Dreimal in Wimbledon gewonnen, zweimal bei den Australian Open, einmal bei den US Open, insgesamt 49 Turniersiege - die Liste der Erfolge, die Boris Becker in seiner Karriere feierte, ist verdammt lang. Doch mit einer Sache wollte es nie klappen.
Eine heikle Andeutung Boris Beckers, die für viel Ärger sorgte
Beckers bitterste Niederlage
Niemals gewann der Mann, der mit seinem Wimbledon-Sieg 1985 einen deutschen Tennis-Urknall auslöste, ein Turnier auf Sand. Sechsmal stand Becker auf dem ungeliebten Belag im Finale, sechsmal fand er seinen Meister - mal in Pete Sampras, mal in spanischsprachigen Spezialisten wie Sergi Bruguera, Alex Corretja, Alberto Mancini oder dem kürzlich verstorbenen Juan Aguilera.
Besonders schmerzhaft war allerdings heute vor 30 Jahren ein verlorenes Endspiel, das Becker später als „schlimmste Niederlage” seiner gesamten Karriere bezeichnete: das gegen Thomas Muster am 30. April 1995 in Monte Carlo.
Indirekte Doping-Vorwürfe Beckers schlugen Wellen
Mit 2:0 lag Becker nach Sätzen vorn, hatte im vierten Durchgang zwei Matchbälle gegen den Österreicher, der damals als der überragende Spieler auf Sand galt.
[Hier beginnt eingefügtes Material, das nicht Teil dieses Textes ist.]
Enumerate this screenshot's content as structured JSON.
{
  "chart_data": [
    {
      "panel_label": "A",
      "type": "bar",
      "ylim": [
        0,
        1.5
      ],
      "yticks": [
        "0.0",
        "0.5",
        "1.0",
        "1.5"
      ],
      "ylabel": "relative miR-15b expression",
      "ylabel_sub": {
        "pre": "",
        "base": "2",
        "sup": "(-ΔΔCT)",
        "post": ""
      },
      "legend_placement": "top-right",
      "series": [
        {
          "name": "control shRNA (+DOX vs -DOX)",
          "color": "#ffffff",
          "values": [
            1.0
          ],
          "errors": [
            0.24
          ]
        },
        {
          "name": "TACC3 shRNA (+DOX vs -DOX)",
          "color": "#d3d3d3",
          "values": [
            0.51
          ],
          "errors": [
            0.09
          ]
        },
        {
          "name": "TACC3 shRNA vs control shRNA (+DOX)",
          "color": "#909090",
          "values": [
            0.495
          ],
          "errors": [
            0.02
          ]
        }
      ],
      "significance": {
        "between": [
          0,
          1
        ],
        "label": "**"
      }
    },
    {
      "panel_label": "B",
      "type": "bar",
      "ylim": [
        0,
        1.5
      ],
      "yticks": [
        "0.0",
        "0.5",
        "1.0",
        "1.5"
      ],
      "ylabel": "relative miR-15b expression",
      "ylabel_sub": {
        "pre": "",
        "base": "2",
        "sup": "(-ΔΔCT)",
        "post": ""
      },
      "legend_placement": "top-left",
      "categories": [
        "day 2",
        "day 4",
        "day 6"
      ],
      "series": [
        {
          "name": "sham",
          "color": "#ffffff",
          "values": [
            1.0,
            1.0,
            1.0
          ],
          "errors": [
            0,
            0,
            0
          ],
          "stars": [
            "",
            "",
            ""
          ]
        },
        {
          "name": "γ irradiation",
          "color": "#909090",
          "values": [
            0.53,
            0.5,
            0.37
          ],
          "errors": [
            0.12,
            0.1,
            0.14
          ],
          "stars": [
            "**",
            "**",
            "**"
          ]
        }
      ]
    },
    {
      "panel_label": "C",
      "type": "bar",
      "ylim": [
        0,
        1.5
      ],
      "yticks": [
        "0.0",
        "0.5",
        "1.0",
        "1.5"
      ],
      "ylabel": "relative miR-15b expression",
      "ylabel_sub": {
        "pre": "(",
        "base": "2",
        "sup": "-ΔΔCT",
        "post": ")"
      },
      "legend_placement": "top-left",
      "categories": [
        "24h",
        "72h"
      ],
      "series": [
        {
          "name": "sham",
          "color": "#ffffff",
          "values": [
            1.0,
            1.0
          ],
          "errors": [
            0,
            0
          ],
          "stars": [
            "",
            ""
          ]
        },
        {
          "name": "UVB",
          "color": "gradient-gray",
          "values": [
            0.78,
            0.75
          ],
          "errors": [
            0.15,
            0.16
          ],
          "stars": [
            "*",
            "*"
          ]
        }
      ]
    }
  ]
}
Nie zuvor und nie danach war Becker dem Triumph auf dem Ascheplatz näher. Doch er vergab beide Möglichkeiten, die zweite nur um wenige Zentimeter, und verlor auch dieses Endspiel.
Im entscheidenden fünften Satz hatte Becker letztlich keine Chance mehr und kassierte mit 0:6 sogar die Höchststrafe - 4:6, 5:7, 6:1, 7:6, 6:0 hieß es letztlich aus Musters Sicht.
Besonders bemerkenswert: Muster war angeschlagen, musste nach seinem Halbfinalsieg gegen den Italiener Andrea Gaudenzi wegen einer Unterzuckerung im Krankenhaus behandelt werden. Becker erwartete wohl ein leichteres Spiel und sah sich arg getäuscht.
Der Kampfgeist seines Gegners erwischte Becker damals auf dem falschen Fuß. Groß war der Ärger darüber - so groß, dass er sich zu Aussagen gegen Muster hinreißen ließ, die als indirekte Dopingvorwürfe gelesen wurden. „Im Halbfinale war er quasi am Sterben, am Tag darauf gewinnt er das Endspiel in fünf Sätzen. Da passt irgendwie was nicht zusammen”, sagte der mittlerweile 57-Jährige - was hohe Wellen schlug.
Becker und Muster: Ein lange schwieriges Verhältnis
Musters Manager Ronnie Leitgeb reagierte empört, sein Schützling wiederum unterzog sich am Dienstag nach seinem Sieg einem freiwilligen Dopingtest, der negativ ausfiel. Für Becker - der später erklärte, seine Äußerungen seien ihm in den Mund gelegt und in einen falschen Kontext gesetzt worden - gab es von der ATP eine Geldstrafe von 20.000 Dollar.
„Wenn man etwas so sehr will wie Becker, dann funktioniert das nicht. Daran sind schon viele große Spieler zerbrochen”, kommentierte Muster seinen Triumph über Becker, der aus seiner Sicht an sich selbst gescheitert war.
Das Verhältnis der beiden ehrgeizigen Altersgenossen war nicht nur wegen des damaligen Spiels und des Drumherums lange angespannt, erst nach dem Karriere-Ende beide besserte es sich.
Beckers Sandplatz-Fluch hielt an
Beflügelt vom Triumph in Monte Carlo legte Muster sechs Wochen später nach, wurde bei den French Open seiner Favoritenrolle gerecht, gewann in Roland Garros mit einem klaren Drei-Satz-Sieg im Finale gegen Michael Chang seinen einzigen Grand-Slam-Titel - und avancierte zur Nummer eins der Welt. Auch im Fürstentum war der heute 57-jährige Steirer nicht nur 1995 erfolgreich, in den Jahren 1992 und 1996 siegte er ebenfalls.
Becker hingegen trauerte der Niederlage gegen Muster noch lange nach und sehnte das Ende seines Sandplatz-Fluchs vergeblich herbei - zumindest im Einzel.
Nicht unwichtig zu erwähnen ist nämlich, dass Becker auf Sand einen seiner größten Siege feierte: das Doppel mit Michael Stich bei den Olympischen Spielen in Barcelona. Dass Becker damit nur einen Teilfrieden mit dem ungeliebten Belag schloss und der Fluch ihn dennoch weiter wurmte, war drei Jahre später für jeden zu spüren.